Russell has described what could be a ‘gold-standard’ for critical testing of depth of anaesthesia (brain function) monitors. The realization that, in itself, being aware but having no memory of the episode is not a traumatic event allows ethical research to be done in the setting of the surgical procedure itself. As most brain function monitors have been developed using surrogate measures, such as responsiveness during induction of anaesthesia or in volunteer studies, or by explicit recall after surgery, it is unclear how other monitors would fare in Russell's operating theatre.

Also unclear is the influence of the combination of epidural or spinal anesthesia with a general anesthetic on the ability to remember stimuli. It has been well demonstrated that negative stimuli are remembered better than pleasant ones, secondary to hormonal responses affecting the amygdala, which in turns affects the ability to remember events.11 This differentiation is exaggerated at sedative concentrations with certain drugs.12 Such modulatory influences on memory formation during anaesthesia is a question of current interest.1314 On the other hand, spinal or epidural anaesthesia, and possibly drugs such as dexmedetomidine, may be expected to blunt hormonal responses and diminish influences of the amygdala on memory formation, as is the case with beta blockers.15 Thus, memory for events in Russell's paradigm may be greater without epidural blockade, as responsiveness of the brain is influenced by the spinal cord.16

A welcome portion of Russell's study is data on the ease of use of the Narcotrend monitor in a clinical situation. The information about time required and the number of electrodes needed to get the system working or the time the screen was blank during the case is very helpful and is reminiscent of my own experiences with various brain function monitors. It is a hopeful transition to see studies not only examine important scientific questions but ones important to the practising clinician as well.

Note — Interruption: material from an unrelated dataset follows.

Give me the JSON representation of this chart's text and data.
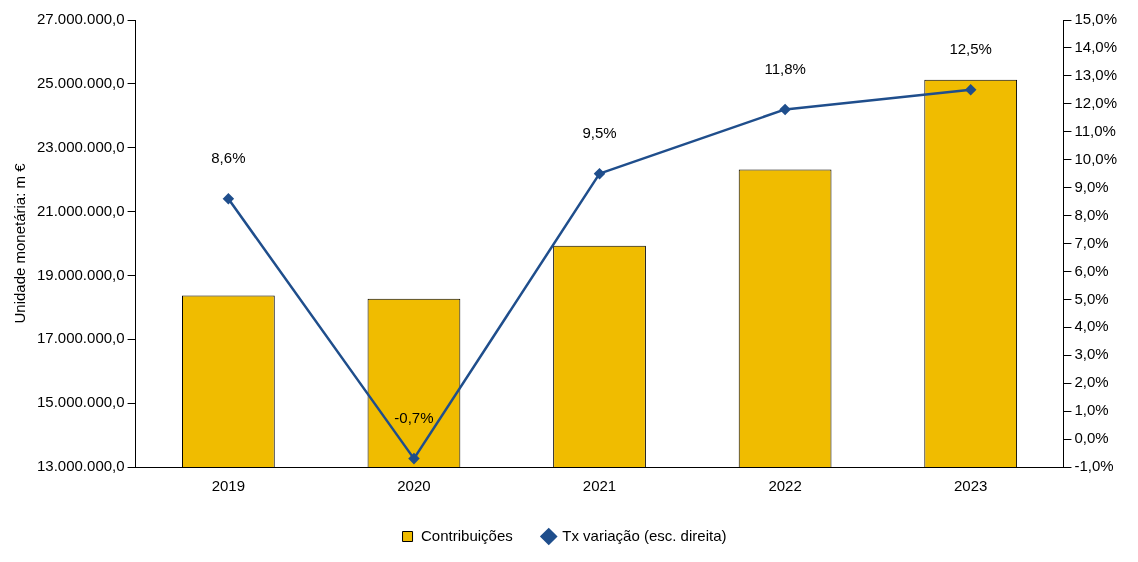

Based on Russell's keen observations, one can state that the Narcotrend monitor cannot reliably detect the transition from consciousness to unconsciousness in individual cases. However, this statement needs to be tempered with the fact that no depth of anaesthesia monitor may be able to do this in Russell's setting. I have no doubt that monitors can be refined to work well in Russell's paradigm, but then the question is whether we want a monitor to detect unconsciousness or one that detects amnesia?